C’était pourtant M. Butler partant pour la promenade avec sa fille Love et son fils Hope : Amour, Espérance, c’étaient les noms que sa fantaisie paternelle leur avait donnés.

Cette rencontre inattendue, au moment où je faisais un mouvement très-gauche pour me retirer, acheva de me déconcerter. Les jeunes gens n’y virent qu’une intention de politesse, et se rangèrent pour me laisser passer, échange de courtoisie dont je ne profitai pas. Nous étions là, eux très-étonnés, moi très-incertain, laissant le passage libre sans que personne voulût le franchir, lorsque M. Butler arriva, et vint à ma rencontre avec une figure tranquille, ouverte et souriante.

C’était à moi de parler le premier, de me nommer ou de m’excuser en disant que je m’étais permis de vouloir regarder la façade du château, et je ne parlais pas, sentant que le premier parti m’engageait plus que je n’en avais envie, et que le second rompait grossièrement et sans retour toute relation avec d’honnêtes voisins dont ma mère avait reçu les avances.

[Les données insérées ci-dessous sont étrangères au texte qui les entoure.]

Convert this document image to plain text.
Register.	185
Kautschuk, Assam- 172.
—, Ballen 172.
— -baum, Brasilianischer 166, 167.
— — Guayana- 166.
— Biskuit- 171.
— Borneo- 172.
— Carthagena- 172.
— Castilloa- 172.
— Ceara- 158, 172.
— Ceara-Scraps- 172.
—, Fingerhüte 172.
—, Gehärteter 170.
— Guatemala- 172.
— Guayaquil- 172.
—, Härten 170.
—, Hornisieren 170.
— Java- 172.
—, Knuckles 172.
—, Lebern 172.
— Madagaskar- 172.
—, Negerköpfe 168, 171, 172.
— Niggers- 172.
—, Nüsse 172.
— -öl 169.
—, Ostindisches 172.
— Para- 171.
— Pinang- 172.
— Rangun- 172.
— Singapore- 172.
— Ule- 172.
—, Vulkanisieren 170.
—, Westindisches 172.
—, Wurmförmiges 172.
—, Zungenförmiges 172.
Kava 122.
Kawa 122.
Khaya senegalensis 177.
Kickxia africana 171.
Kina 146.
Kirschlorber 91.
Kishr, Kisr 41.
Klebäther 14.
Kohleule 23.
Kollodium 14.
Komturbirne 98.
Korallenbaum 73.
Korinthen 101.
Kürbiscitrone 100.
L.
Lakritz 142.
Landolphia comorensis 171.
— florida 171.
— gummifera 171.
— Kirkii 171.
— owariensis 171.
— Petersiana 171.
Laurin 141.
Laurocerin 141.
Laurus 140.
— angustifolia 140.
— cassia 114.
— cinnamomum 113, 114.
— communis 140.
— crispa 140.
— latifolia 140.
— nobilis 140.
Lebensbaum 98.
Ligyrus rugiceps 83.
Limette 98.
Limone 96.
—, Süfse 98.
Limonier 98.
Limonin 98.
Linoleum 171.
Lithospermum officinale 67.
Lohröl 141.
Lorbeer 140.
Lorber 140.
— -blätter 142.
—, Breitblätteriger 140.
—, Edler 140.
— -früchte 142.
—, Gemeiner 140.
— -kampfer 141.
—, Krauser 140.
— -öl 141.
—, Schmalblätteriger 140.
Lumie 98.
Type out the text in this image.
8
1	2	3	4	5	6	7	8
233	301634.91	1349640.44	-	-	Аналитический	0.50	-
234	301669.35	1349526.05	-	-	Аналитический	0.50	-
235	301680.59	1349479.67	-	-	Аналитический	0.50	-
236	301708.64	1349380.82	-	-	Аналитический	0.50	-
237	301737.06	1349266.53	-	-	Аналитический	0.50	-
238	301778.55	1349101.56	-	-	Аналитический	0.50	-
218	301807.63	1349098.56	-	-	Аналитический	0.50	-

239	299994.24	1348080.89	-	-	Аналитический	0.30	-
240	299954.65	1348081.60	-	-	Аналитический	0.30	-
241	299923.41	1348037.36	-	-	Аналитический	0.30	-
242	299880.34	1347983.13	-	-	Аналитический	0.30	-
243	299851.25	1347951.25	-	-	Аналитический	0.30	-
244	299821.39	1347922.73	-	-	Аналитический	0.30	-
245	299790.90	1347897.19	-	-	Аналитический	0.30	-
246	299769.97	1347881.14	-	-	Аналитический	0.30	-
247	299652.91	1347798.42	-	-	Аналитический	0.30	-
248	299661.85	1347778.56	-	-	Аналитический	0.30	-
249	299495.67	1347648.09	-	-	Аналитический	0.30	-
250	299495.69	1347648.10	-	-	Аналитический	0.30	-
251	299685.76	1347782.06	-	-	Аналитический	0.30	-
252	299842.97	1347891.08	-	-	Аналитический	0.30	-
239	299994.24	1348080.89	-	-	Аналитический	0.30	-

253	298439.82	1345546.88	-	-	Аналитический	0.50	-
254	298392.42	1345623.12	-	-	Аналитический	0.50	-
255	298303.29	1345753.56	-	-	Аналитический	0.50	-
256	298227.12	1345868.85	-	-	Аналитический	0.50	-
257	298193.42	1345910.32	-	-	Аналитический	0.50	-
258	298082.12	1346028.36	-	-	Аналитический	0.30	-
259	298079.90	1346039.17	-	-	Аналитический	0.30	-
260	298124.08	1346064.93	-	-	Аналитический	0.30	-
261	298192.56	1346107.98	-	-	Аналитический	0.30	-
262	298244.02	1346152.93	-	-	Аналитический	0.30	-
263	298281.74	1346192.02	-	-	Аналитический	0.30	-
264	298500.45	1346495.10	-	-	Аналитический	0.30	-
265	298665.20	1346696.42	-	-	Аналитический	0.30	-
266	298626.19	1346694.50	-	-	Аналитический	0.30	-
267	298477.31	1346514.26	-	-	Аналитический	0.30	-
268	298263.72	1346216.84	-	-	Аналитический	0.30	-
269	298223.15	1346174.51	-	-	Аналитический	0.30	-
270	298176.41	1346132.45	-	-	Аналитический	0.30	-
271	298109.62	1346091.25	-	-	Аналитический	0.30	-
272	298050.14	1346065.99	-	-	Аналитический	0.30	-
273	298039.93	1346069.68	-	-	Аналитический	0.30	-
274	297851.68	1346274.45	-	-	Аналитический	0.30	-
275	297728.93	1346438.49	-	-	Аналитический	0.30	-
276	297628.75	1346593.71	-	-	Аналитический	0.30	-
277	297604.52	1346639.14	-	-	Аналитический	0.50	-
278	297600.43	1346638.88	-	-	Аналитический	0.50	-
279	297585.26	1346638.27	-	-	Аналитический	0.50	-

Mon hôte, trop bien élevé pour me questionner, ne disait mot, et ma situation devenait ridicule. Je jetai un regard effaré sur miss Love ; elle souriait sous son voile en regardant de côté son jeune frère, qui riait tout à fait sous cape.

Le dépit délia ma langue ; je me nommai, et j’expliquai qu’en voyant mes hôtes partir pour la promenade, j’aurais voulu différer ma visite et me retirer. M. Butler me tendit cordialement la main, me présenta ses deux enfants, et, pour ne pas m’embarrasser, m’engagea à le suivre dans le parc.

— Votre cheval n’a pas chaud, me dit-il, et, d’ailleurs, je vais presque toujours au pas. De cette façon vous ne vous ferez aucun reproche, et j’aurai le plaisir de causer avec vous.

Nous fîmes ainsi une centaine de pas. Les enfants étaient devant nous, et je ne voyais de miss Love que sa taille élégante et mignonne, gracieusement unie à l’allure de son cheval. Sa figure m’avait plu dès le premier coup d’œil, bien que je n’en eusse vu que le bas. Un chapeau rond à plumes, bordé d’une longue dentelle noire m’avait caché son regard et jusqu’à la couleur de ses yeux.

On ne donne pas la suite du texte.